Risk Sentiment Softens as Tech Slides and Geopolitical Uncertainty Weighs on Markets

By Michael BrownSenior Research Strategist at Pepperstone

DIGEST – Sentiment was softer yesterday as participants continued to pay close attention to incoming geopolitical news flow, and as the tech sector faced headwinds once more. Today, a light docket awaits to conclude the week.

WHERE WE STAND – Well, I guess it was a case of ‘commentator’s curse’ on my part yesterday.

Having, on Thursday morning, noted that Nvidia’s earnings seemed to be a positive enough catalyst to put a floor under risk assets, and restore confidence in the tech/AI story, the price action yesterday suggests I was wide of the mark! Tech stocks dived on Wall Street, with the Nasdaq taking a beating, and with Nvidia stock itself falling as much as 5% on the day.

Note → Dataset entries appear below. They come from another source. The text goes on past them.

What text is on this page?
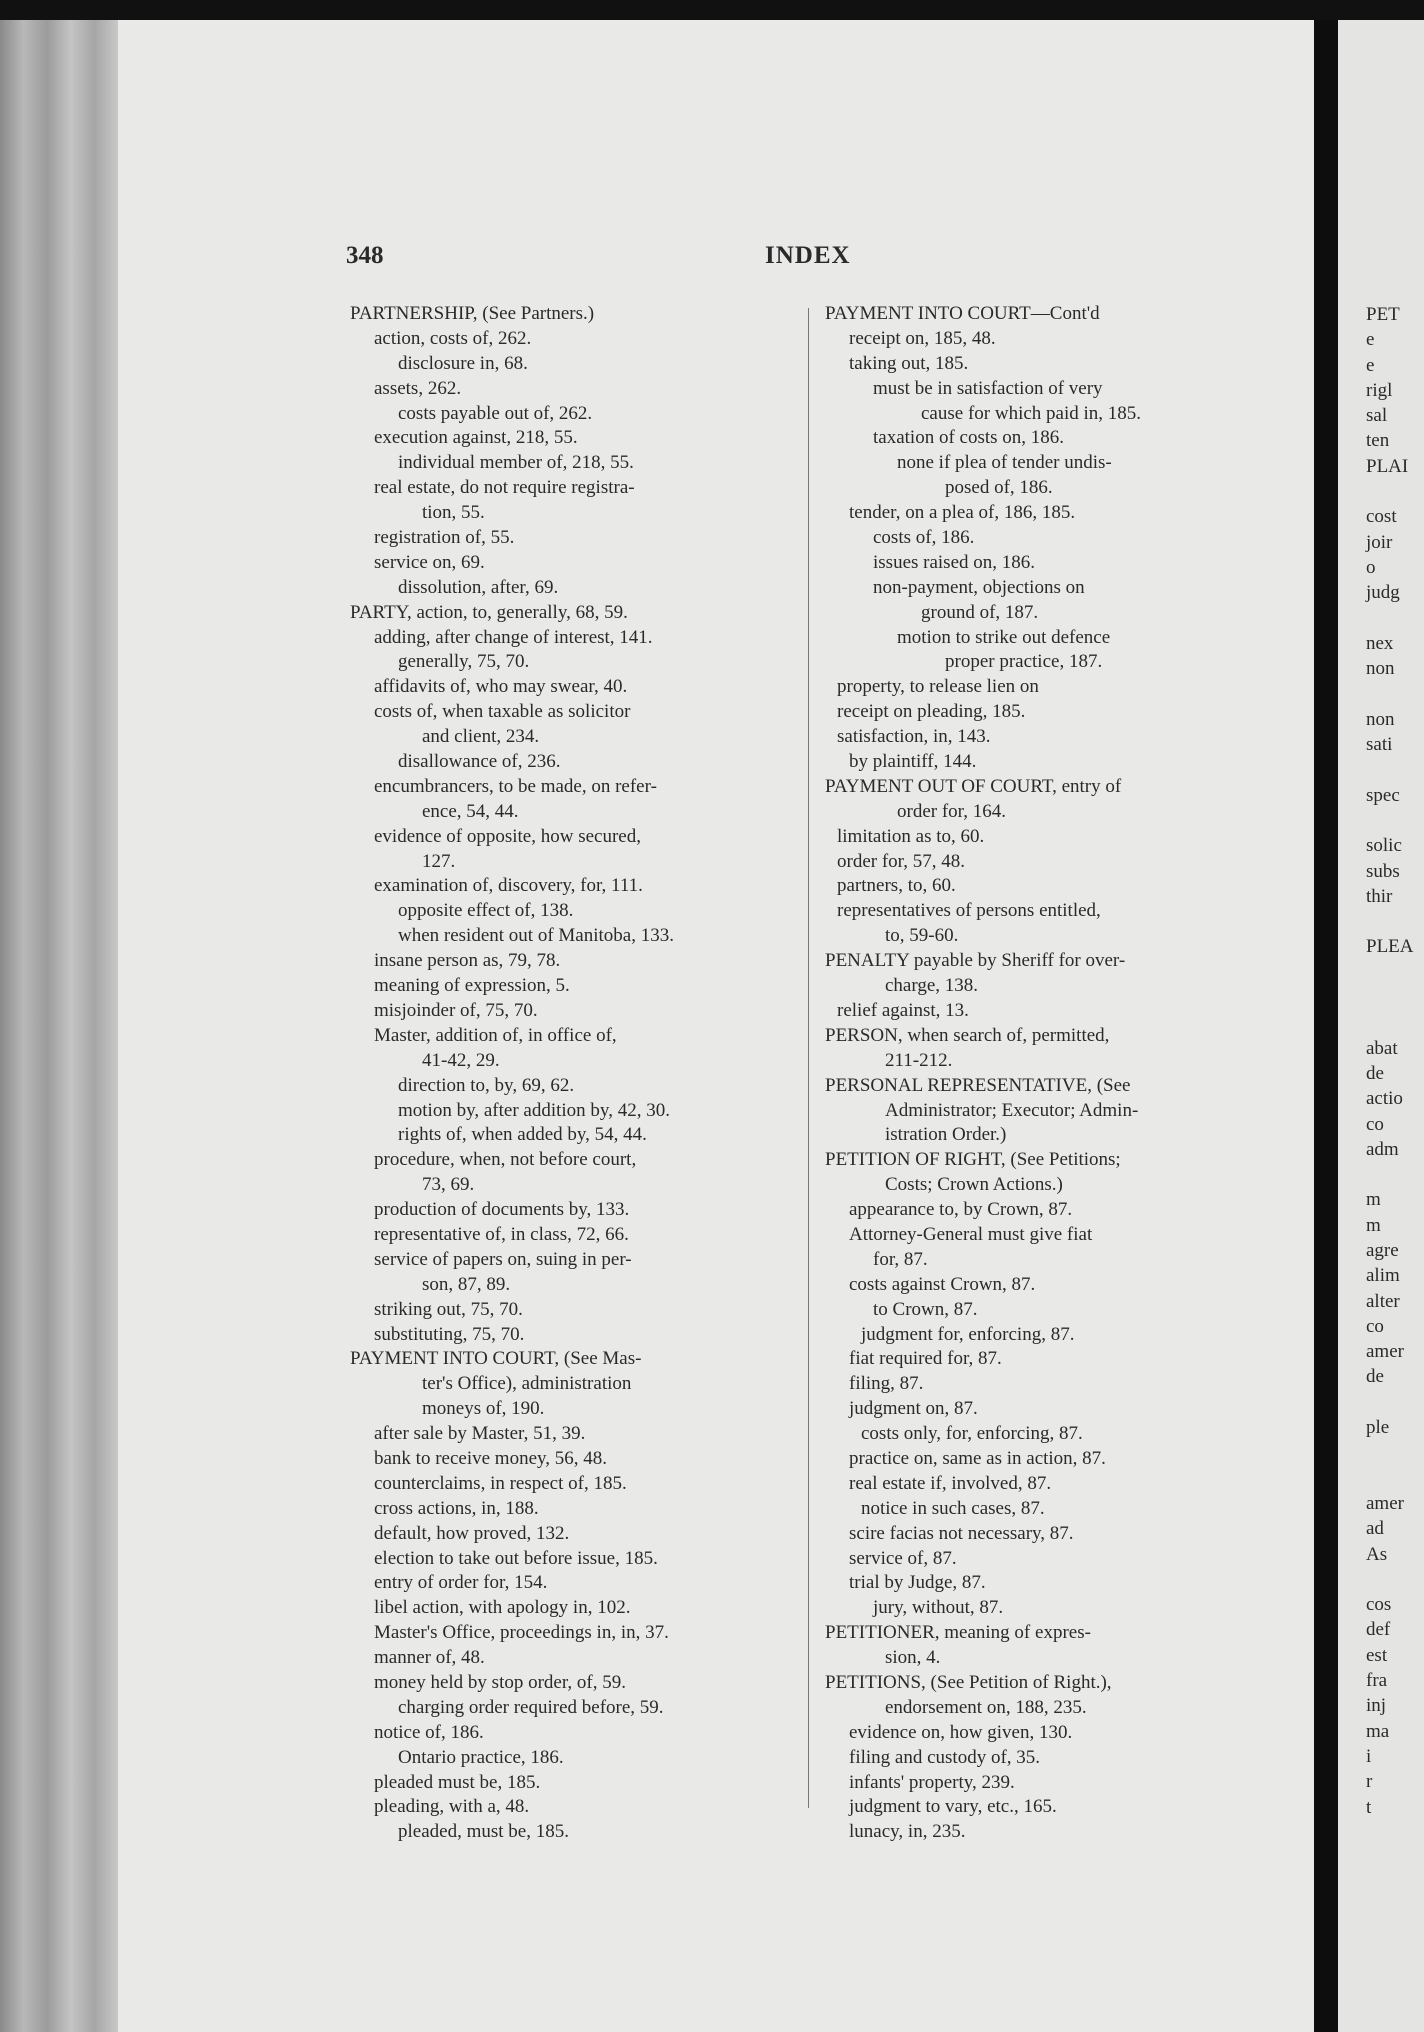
348	INDEX
PARTNERSHIP, (See Partners.)
action, costs of, 262.
disclosure in, 68.
assets, 262.
costs payable out of, 262.
execution against, 218, 55.
individual member of, 218, 55.
real estate, do not require registra-
tion, 55.
registration of, 55.
service on, 69.
dissolution, after, 69.
PARTY, action, to, generally, 68, 59.
adding, after change of interest, 141.
generally, 75, 70.
affidavits of, who may swear, 40.
costs of, when taxable as solicitor
and client, 234.
disallowance of, 236.
encumbrancers, to be made, on refer-
ence, 54, 44.
evidence of opposite, how secured,
127.
examination of, discovery, for, 111.
opposite effect of, 138.
when resident out of Manitoba, 133.
insane person as, 79, 78.
meaning of expression, 5.
misjoinder of, 75, 70.
Master, addition of, in office of,
41-42, 29.
direction to, by, 69, 62.
motion by, after addition by, 42, 30.
rights of, when added by, 54, 44.
procedure, when, not before court,
73, 69.
production of documents by, 133.
representative of, in class, 72, 66.
service of papers on, suing in per-
son, 87, 89.
striking out, 75, 70.
substituting, 75, 70.
PAYMENT INTO COURT, (See Mas-
ter's Office), administration
moneys of, 190.
after sale by Master, 51, 39.
bank to receive money, 56, 48.
counterclaims, in respect of, 185.
cross actions, in, 188.
default, how proved, 132.
election to take out before issue, 185.
entry of order for, 154.
libel action, with apology in, 102.
Master's Office, proceedings in, in, 37.
manner of, 48.
money held by stop order, of, 59.
charging order required before, 59.
notice of, 186.
Ontario practice, 186.
pleaded must be, 185.
pleading, with a, 48.
pleaded, must be, 185.
PAYMENT INTO COURT—Cont'd
receipt on, 185, 48.
taking out, 185.
must be in satisfaction of very
cause for which paid in, 185.
taxation of costs on, 186.
none if plea of tender undis-
posed of, 186.
tender, on a plea of, 186, 185.
costs of, 186.
issues raised on, 186.
non-payment, objections on
ground of, 187.
motion to strike out defence
proper practice, 187.
property, to release lien on
receipt on pleading, 185.
satisfaction, in, 143.
by plaintiff, 144.
PAYMENT OUT OF COURT, entry of
order for, 164.
limitation as to, 60.
order for, 57, 48.
partners, to, 60.
representatives of persons entitled,
to, 59-60.
PENALTY payable by Sheriff for over-
charge, 138.
relief against, 13.
PERSON, when search of, permitted,
211-212.
PERSONAL REPRESENTATIVE, (See
Administrator; Executor; Admin-
istration Order.)
PETITION OF RIGHT, (See Petitions;
Costs; Crown Actions.)
appearance to, by Crown, 87.
Attorney-General must give fiat
for, 87.
costs against Crown, 87.
to Crown, 87.
judgment for, enforcing, 87.
fiat required for, 87.
filing, 87.
judgment on, 87.
costs only, for, enforcing, 87.
practice on, same as in action, 87.
real estate if, involved, 87.
notice in such cases, 87.
scire facias not necessary, 87.
service of, 87.
trial by Judge, 87.
jury, without, 87.
PETITIONER, meaning of expres-
sion, 4.
PETITIONS, (See Petition of Right.),
endorsement on, 188, 235.
evidence on, how given, 130.
filing and custody of, 35.
infants' property, 239.
judgment to vary, etc., 165.
lunacy, in, 235.
PET
e
e
rigl
sal
ten
PLAI
cost
joir
o
judg
nex
non
non
sati
spec
solic
subs
thir
PLEA
abat
de
actio
co
adm
m
m
agre
alim
alter
co
amer
de
ple
amer
ad
As
cos
def
est
fra
inj
ma
i
r
t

I would flag, here, that those declines not only see NVDA remain well within the range that we’ve traded in since last summer, but also that the move simply took the NQ back to where we were on Wednesday – hardly ‘end of days’ type stuff! Still, the lack of follow-through on the post-earnings upside will probably concern those who look at proceedings through a short-term lens, even in an environment where the longer-run fundamental bull case remains a robust one, in my mind.

Further denting risk appetite were geopolitical developments, as the latest round of US-Iran talks in Geneva acted as a catalyst to trim down risk across the board. While there was plenty of headline noise surrounding those talks, the nub of the matter is that, at least per Omani mediators, ‘significant progress’ was made, with a further round of technical-level talks set to take place next week. Clearly, we can’t completely rule out the prospect of imminent military action, but the chances of that do at least seem to have been reduced.

Given the noise on that front, it was perhaps unsurprising to see crude benchmarks go on a bit of a rollercoaster ride throughout the day, only to end up basically unchanged compared to where proceedings begun. Here, I’d reiterate that geopolitically-driven rallies in crude typically don’t prove to be especially durable, though would also flag that I’d have absolutely no desire whatsoever to be short crude over the weekend, given how febrile the situation remains.

As for markets elsewhere, it wasn’t only the equity complex where risk aversion made itself known. Treasuries saw gains across the curve, with the benchmark 10-year yield briefly falling as low as 4.01%, printing its lowest level since late-November last year. That said, we do remain, just about, within the longer-run range here, so I’ll repeat that I’d like someone to wake me up if, or when, we trade under 4.00% on a closing basis, as that would give UST bulls some degree of control in the near-term.

Interestingly, though, we didn’t see much by way of haven demand in the metals complex, with gold holding beneath the $5,200/oz handle once again, nor in the FX space, where conditions proved very moribund indeed. Though I continue to lean in favour of renewed losses at the long-end of the UST curve, I have very little faith in the idea that FX vol will materially pick-up any time soon. Selling strangles is still probably the best idea on that front, especially in the G10 space.

LOOK AHEAD – A pretty light docket ahead, with little on it that’s likely to be overly market-moving.

From the US, this afternoon bring January’s PPI report, which is far too stale to matter for the FOMC by this point, but will at least help to shape expectations for the PCE report due in mid-March. The latest Chicago PMI figures are also due, though are also unlikely to ‘move the needle’ especially much. Elsewhere, Q4 Canadian GDP should point to the economy having stagnated in the last three months of 2025, while German CPI figures will act as a prelude for the ‘flash’ eurozone data released next week.

Besides that, BoE Chief Economist Pill is scheduled to make remarks at lunchtime, and participants are likely to remain attuned to geopolitical developments, as well as the potential for gapping risk over the weekend pending any escalation in Middle East tensions.